European Union (EU) fined the Chinese video-sharing platform TikTok $600 million on Friday over a breach of data privacy law. The regulator said that the Chinese company had improperly transferred European users’ personal data to China and failed to put adequate data protection measures in place. The decision comes after a four-year-long probe into TikTok’s handling of European users' data.
The Irish Data Protection Commission, which announced the penalty, said TikTok would be given six months' time to suspend data transfers to China if it fails to meet certain requirements.
“TikTok failed to verify, guarantee, and demonstrate that the personal data of European users, accessed remotely by staff in China, received a level of protection essentially equivalent to that guaranteed within the EU,” said Ireland’s Deputy Commissioner Graham Doyle, according to Reuters.
TikTok’s Reaction
Beijing-headquartered TikTok, however, refuted the allegation and said in a statement that it adheres to all EU laws. It has reportedly also planned to appeal against the Irish Commission’s decision. The company criticised the commission for focusing its probe on a “select period” ending in May 2023, prior to its data localisation initiative “Project Clover”.

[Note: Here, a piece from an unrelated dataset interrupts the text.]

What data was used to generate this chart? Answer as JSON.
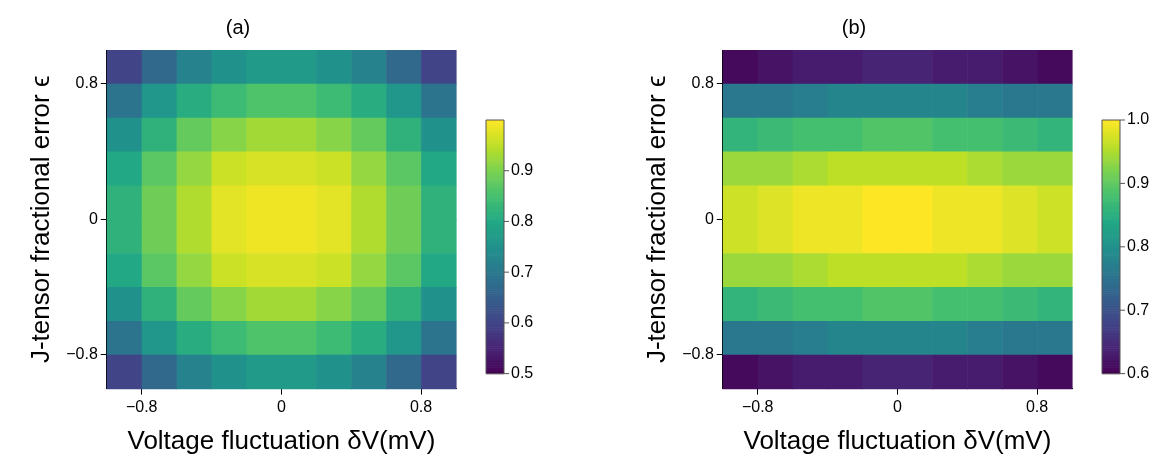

“Have never provided European user data to them [China]...This ruling risks setting a precedent with far-reaching consequences for companies and entire industries across Europe that operate on a global scale,” said the company.
TikTok EU Case Background
EU initiated an investigation in September 2021 and based on certain findings that TikTok’s way of dealing with personal data was not transparent and the company had failed to inform the EU that people sitting in China could access data stored in Singapore and the US. Back in that time, TikTok’s privacy policy didn’t clearly mention China or any other third countries as destinations for user data storage. This gap in policy breached the European Union’s data privacy rules.